Article - Paintings Stamps
EFRAIM MOSHE LILIEN
Efraim Moshe Lilien, born May 23, 1874 in Drohobycz, Galicia, was the eldest son of a wood turner. In early childhood he loved to draw the things around him. The only trade in the small town which was thought to satisfy his natural inclination of using pencil and brush was sign painting. So he was apprenticed to a sign painter; but he was ambitious to become a painter of pictures. Nobody in Drohobycz had ever heard of such a strange wish. The great Rabbi of Sadagura was consulted and his advice was to let the boy persevere. Lilien went to the art school in Krakow to learn painting under the great Polish painter Theo Matejko, but after only a few months the money ran out and he had to return home to sign painting and decorating. Winning a prize in a competition for designing a diploma for the town of Lemberg seemed to open the world, but the prize money was not even sufficient to pay the admission fee to the Vienna Art School.
How the young man managed not to return home once again, and how he succeeded in reaching Munich and working for the newly-founded avant garde magazine Die Jugend, he could not remember. His recollections of those early years of being an artist were memories of hunger and cold in an unheated studio; of a kindhearted bailiff who called often and who used to stay on for tea and a friendly chat. Influenced by reproductions of the Art Nouveau pen and ink drawings by the English artists Walter Crane and Aubrey Beardsley, Lilien developed his characteristic style of illustration, which made him well known.
The publication in 1896 of Theodor Herzl's pamphlet Der Judenstaat changed Lilien's life, and he became one of the early active Zionists and soon was a close friend of the political and spiritual leaders of Zionism. More and more his work turned to Jewish and Biblical themes. It was not long till he had established himself as a Jewish artist. As a delegate to the first Zionist Congresses he argued heatedly for his ideas, and in many discussions even opposed the leader of the organization, Theodor Herzl, whom he greatly admired. Herzl wanted to achieve a solution to the Jewish problem through a political solution. Lilien together with Chaim Weizmann, Martin Buber and others formed the Democratic Faction which believed that Zion could only be achieved by combining the political efforts with all the cultural, traditional and ethnographic resources of the Jews of the whole world.
The Zionist Congress of 1905 commissioned the artist and his friend, the sculptor Boris Schatz, to travel to Jerusalem and start the Bezalel School of Arts and Crafts, which is today Jerusalem's Bezalel Academy of Arts.

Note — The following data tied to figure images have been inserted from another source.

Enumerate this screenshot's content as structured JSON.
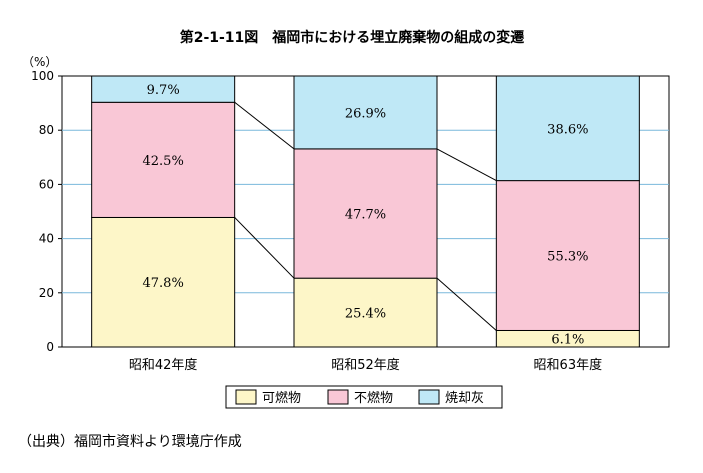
{
  "chart_data": {
    "type": "bar",
    "stacked": true,
    "title": "第2-1-11図　福岡市における埋立廃棄物の組成の変遷",
    "ylabel": "（%）",
    "xlabel": "",
    "ylim": [
      0,
      100
    ],
    "yticks": [
      "0",
      "20",
      "40",
      "60",
      "80",
      "100"
    ],
    "grid": true,
    "legend_position": "bottom",
    "categories": [
      "昭和42年度",
      "昭和52年度",
      "昭和63年度"
    ],
    "series": [
      {
        "name": "可燃物",
        "color": "#fdf6c8",
        "values": [
          47.8,
          25.4,
          6.1
        ],
        "labels": [
          "47.8%",
          "25.4%",
          "6.1%"
        ]
      },
      {
        "name": "不燃物",
        "color": "#f9c7d6",
        "values": [
          42.5,
          47.7,
          55.3
        ],
        "labels": [
          "42.5%",
          "47.7%",
          "55.3%"
        ]
      },
      {
        "name": "焼却灰",
        "color": "#bfe8f6",
        "values": [
          9.7,
          26.9,
          38.6
        ],
        "labels": [
          "9.7%",
          "26.9%",
          "38.6%"
        ]
      }
    ],
    "gridline_color": "#7ab8dc",
    "source": "（出典）福岡市資料より環境庁作成"
  }
}
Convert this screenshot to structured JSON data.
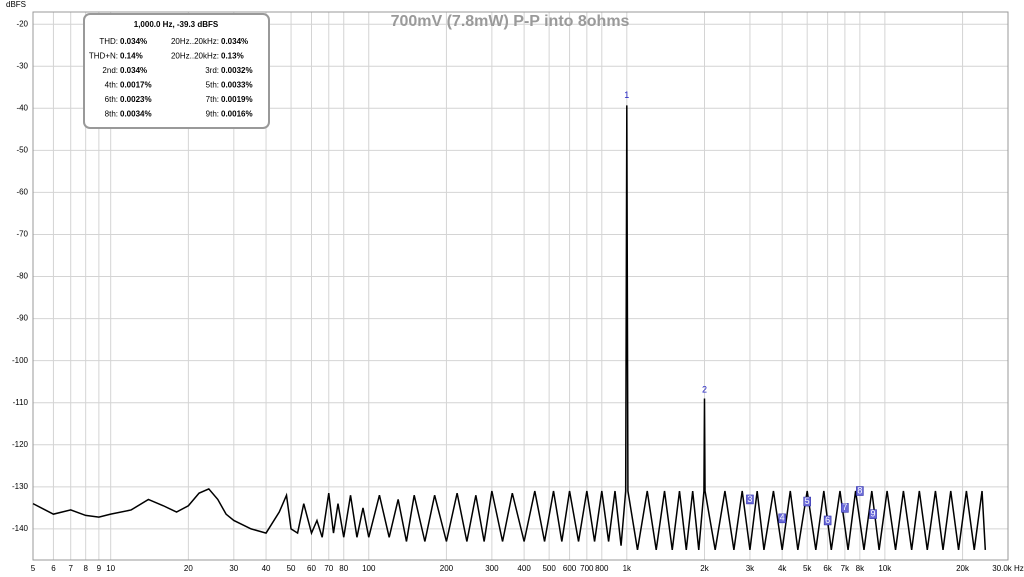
{
  "chart_data": {
    "type": "line",
    "title": "700mV (7.8mW) P-P into 8ohms",
    "y_label": "dBFS",
    "color": "#000000",
    "log_x": true,
    "grid": true,
    "xlim": [
      5,
      30000
    ],
    "ylim": [
      -147.4,
      -17.1
    ],
    "xticks": [
      5,
      6,
      7,
      8,
      9,
      10,
      20,
      30,
      40,
      50,
      60,
      70,
      80,
      100,
      200,
      300,
      400,
      500,
      600,
      700,
      800,
      {
        "value": 1000,
        "label": "1k"
      },
      {
        "value": 2000,
        "label": "2k"
      },
      {
        "value": 3000,
        "label": "3k"
      },
      {
        "value": 4000,
        "label": "4k"
      },
      {
        "value": 5000,
        "label": "5k"
      },
      {
        "value": 6000,
        "label": "6k"
      },
      {
        "value": 7000,
        "label": "7k"
      },
      {
        "value": 8000,
        "label": "8k"
      },
      {
        "value": 10000,
        "label": "10k"
      },
      {
        "value": 20000,
        "label": "20k"
      },
      {
        "value": 30000,
        "label": "30.0k Hz"
      }
    ],
    "yticks": [
      -20,
      -30,
      -40,
      -50,
      -60,
      -70,
      -80,
      -90,
      -100,
      -110,
      -120,
      -130,
      -140
    ],
    "x": [
      5,
      6,
      7,
      8,
      9,
      10,
      12,
      14,
      16,
      18,
      20,
      22,
      24,
      26,
      28,
      30,
      35,
      40,
      45,
      48,
      50,
      53,
      56,
      60,
      63,
      66,
      70,
      73,
      76,
      80,
      85,
      90,
      95,
      100,
      110,
      120,
      130,
      140,
      150,
      165,
      180,
      200,
      220,
      240,
      260,
      280,
      300,
      330,
      360,
      400,
      440,
      480,
      520,
      560,
      600,
      650,
      700,
      750,
      800,
      850,
      900,
      950,
      990,
      1000,
      1010,
      1100,
      1200,
      1300,
      1400,
      1500,
      1600,
      1700,
      1800,
      1900,
      1990,
      2000,
      2010,
      2200,
      2400,
      2600,
      2800,
      3000,
      3200,
      3400,
      3700,
      4000,
      4300,
      4600,
      5000,
      5400,
      5800,
      6200,
      6700,
      7200,
      7700,
      8300,
      8900,
      9500,
      10200,
      11000,
      11800,
      12700,
      13600,
      14600,
      15700,
      16800,
      18000,
      19300,
      20700,
      22200,
      23800,
      24500
    ],
    "values": [
      -134,
      -136.5,
      -135.5,
      -136.8,
      -137.2,
      -136.5,
      -135.5,
      -133,
      -134.5,
      -136,
      -134.5,
      -131.5,
      -130.5,
      -133,
      -136.5,
      -138,
      -140,
      -141,
      -136,
      -132,
      -140,
      -141,
      -134,
      -141,
      -138,
      -142,
      -131.5,
      -141,
      -134,
      -142,
      -132,
      -142,
      -135,
      -142,
      -132,
      -142,
      -133,
      -143,
      -132,
      -143,
      -132,
      -143,
      -131.5,
      -143,
      -132,
      -143,
      -131,
      -143,
      -131.5,
      -143,
      -131,
      -143,
      -131,
      -143,
      -131,
      -143,
      -131,
      -143,
      -131,
      -143,
      -131,
      -144,
      -131,
      -39.3,
      -131,
      -145,
      -131,
      -145,
      -131,
      -145,
      -131,
      -145,
      -131,
      -145,
      -131,
      -109,
      -131,
      -145,
      -131,
      -145,
      -131,
      -145,
      -131,
      -145,
      -131,
      -145,
      -131,
      -145,
      -131,
      -145,
      -131,
      -145,
      -131,
      -145,
      -131,
      -145,
      -131,
      -145,
      -131,
      -145,
      -131,
      -145,
      -131,
      -145,
      -131,
      -145,
      -131,
      -145,
      -131,
      -145,
      -131,
      -145
    ],
    "harmonic_markers": {
      "labels": [
        "1",
        "2",
        "3",
        "4",
        "5",
        "6",
        "7",
        "8",
        "9"
      ],
      "x": [
        1000,
        2000,
        3000,
        4000,
        5000,
        6000,
        7000,
        8000,
        9000
      ],
      "y": [
        -37,
        -107,
        -133,
        -137.5,
        -133.5,
        -138,
        -135,
        -131,
        -136.5
      ]
    },
    "info_box": {
      "title": "1,000.0 Hz, -39.3 dBFS",
      "rows": [
        [
          "THD:",
          "0.034%",
          "20Hz..20kHz:",
          "0.034%"
        ],
        [
          "THD+N:",
          "0.14%",
          "20Hz..20kHz:",
          "0.13%"
        ],
        [
          "2nd:",
          "0.034%",
          "3rd:",
          "0.0032%"
        ],
        [
          "4th:",
          "0.0017%",
          "5th:",
          "0.0033%"
        ],
        [
          "6th:",
          "0.0023%",
          "7th:",
          "0.0019%"
        ],
        [
          "8th:",
          "0.0034%",
          "9th:",
          "0.0016%"
        ]
      ]
    }
  }
}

To commemorate the period of the awakening of the Jewish nation to rebuild the Promised Land, the IL. 2.10 stamp reproduces the souvenir which Lilien designed for the Fifth Zionist Congress in 1901. The drawing symbolizes the Ghetto Jew with his introspective thoughts, being touched by the Angel of Hope encouraging him to lift up his eyes and look into the future, where the rising sun shines on the awakened Holy Land tilled by the Jew freed from the fetters of the past. The legend cites a verse from the daily morning prayers: " ... and let our eyes behold the return in mercy to Zion." The drawing is in the characteristic style of Lilien's pen and ink drawings; it demonstrates the combination of his traditional Jewish thinking with the longing and working for the attainment of Zion.
During his first stay in Jerusalem in 1906, Lilien came to realize that from now on, his main artistic task would be to illustrate the Bible and to depict the Land of Israel and its people. He also found that the black and white technique of pen and ink drawing did not do justice to his new impressions of the Holy Land. He began experimenting with etching, the medium he used exclusively for his artistic expression from 1908 on. His first etchings used the same motifs he had earlier published as pen and ink Bible illustrations; the etchings however are far superior because moods and feelings can be much better expressed in copper plate etchings.

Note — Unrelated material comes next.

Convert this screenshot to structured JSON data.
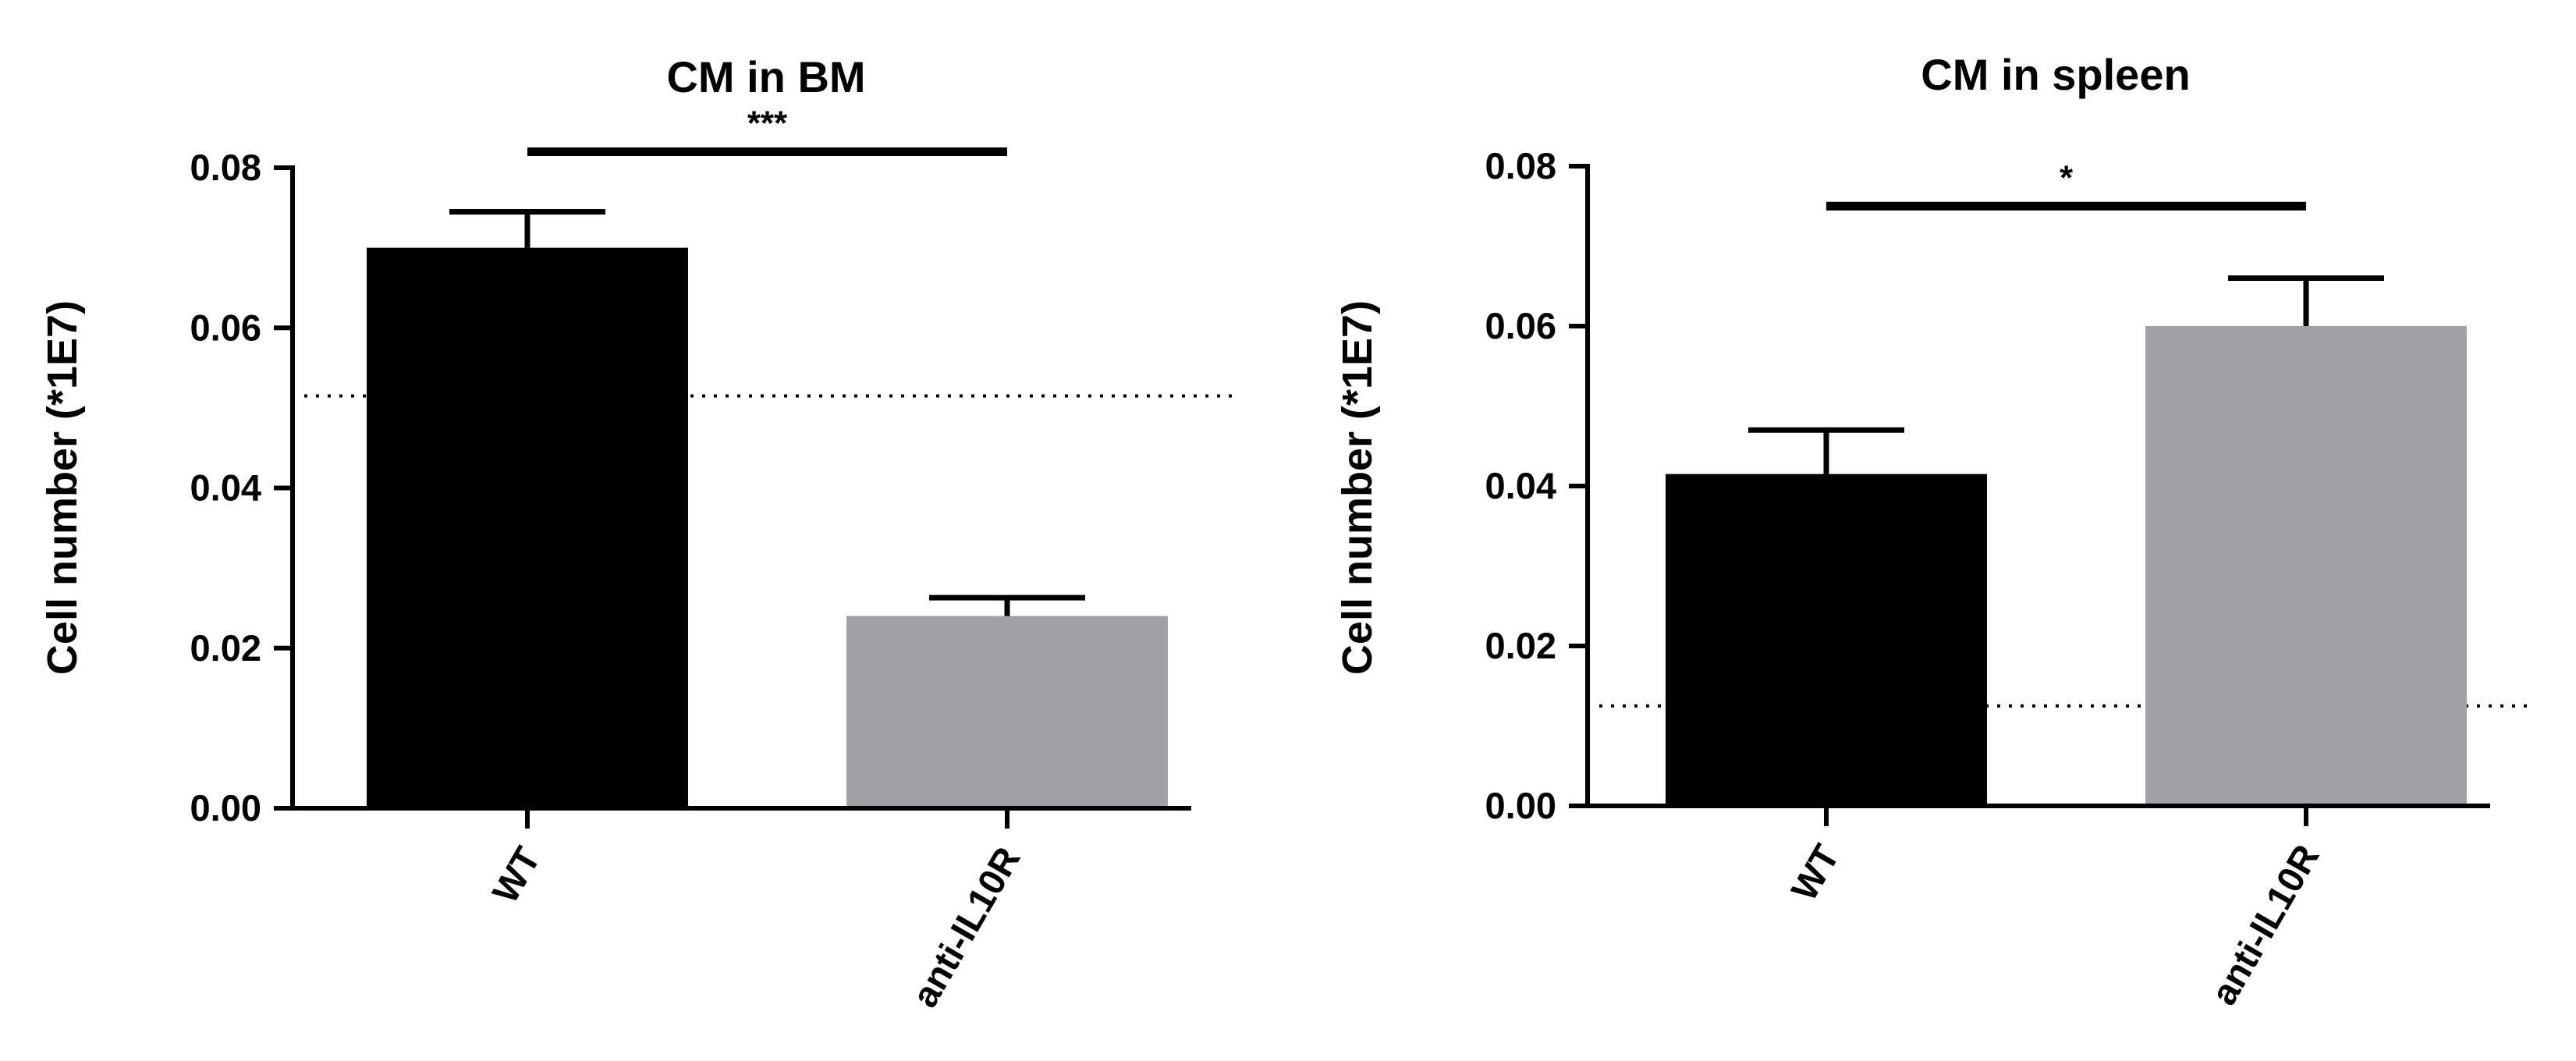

The IL. 1.80 stamp is reproduced from an early etching done in the first months of 1908. It depicts Abraham looking up at the stars and reflecting on the promise: "Look up into the sky and count the stars if you can: so many your descendants shall be." The etching used for the IL. 1.70 stamp was done late in 1910; it expresses the deep emotion of the longing for Zion of which Psalm 137 sings: "By the Waters of Babylon we sat and wept when we remembered Zion. There on the willow trees we hung up our harps."

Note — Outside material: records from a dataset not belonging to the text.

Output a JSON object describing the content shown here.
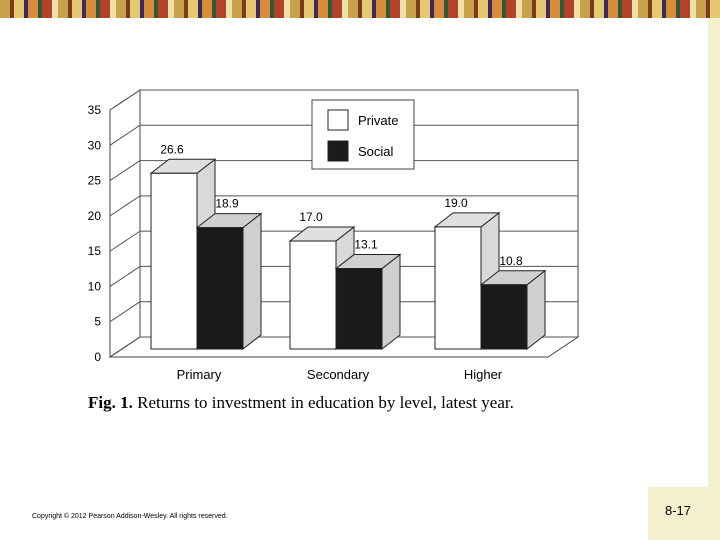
{
  "slide": {
    "copyright": "Copyright © 2012 Pearson Addison-Wesley. All rights reserved.",
    "number": "8-17"
  },
  "caption": {
    "fig": "Fig. 1.",
    "text": "Returns to investment in education by level, latest year."
  },
  "chart_data": {
    "type": "bar",
    "categories": [
      "Primary",
      "Secondary",
      "Higher"
    ],
    "series": [
      {
        "name": "Private",
        "values": [
          26.6,
          17.0,
          19.0
        ],
        "labels": [
          "26.6",
          "17.0",
          "19.0"
        ],
        "color": "#ffffff"
      },
      {
        "name": "Social",
        "values": [
          18.9,
          13.1,
          10.8
        ],
        "labels": [
          "18.9",
          "13.1",
          "10.8"
        ],
        "color": "#1a1a1a"
      }
    ],
    "ylim": [
      0,
      35
    ],
    "yticks": [
      "0",
      "5",
      "10",
      "15",
      "20",
      "25",
      "30",
      "35"
    ],
    "grid": true,
    "legend": "top-center",
    "style": "3d"
  }
}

Lilien visited the Holy Land four times. For many months during each visit he wandered all over, seeing the land and meeting its people. The life and the beauty of country and towns, and especially the majesty and mystery of Jerusalem, affected him deeply and this is reflected in his etchings.
An almost complete collection of Lilien's etchings was presented by the artist's family to the Israel Museum in Jerusalem on the occasion of the hundredth anniversary of his birth. From 1908 until his premature death he produced 235 etchings, depicting scenes of Jerusalem and its inhabitants and of the country for which he worked and longed.
Efraim Moshe Lilien died in 1925, denied the privilege of being present at the rebirth of the Jewish State.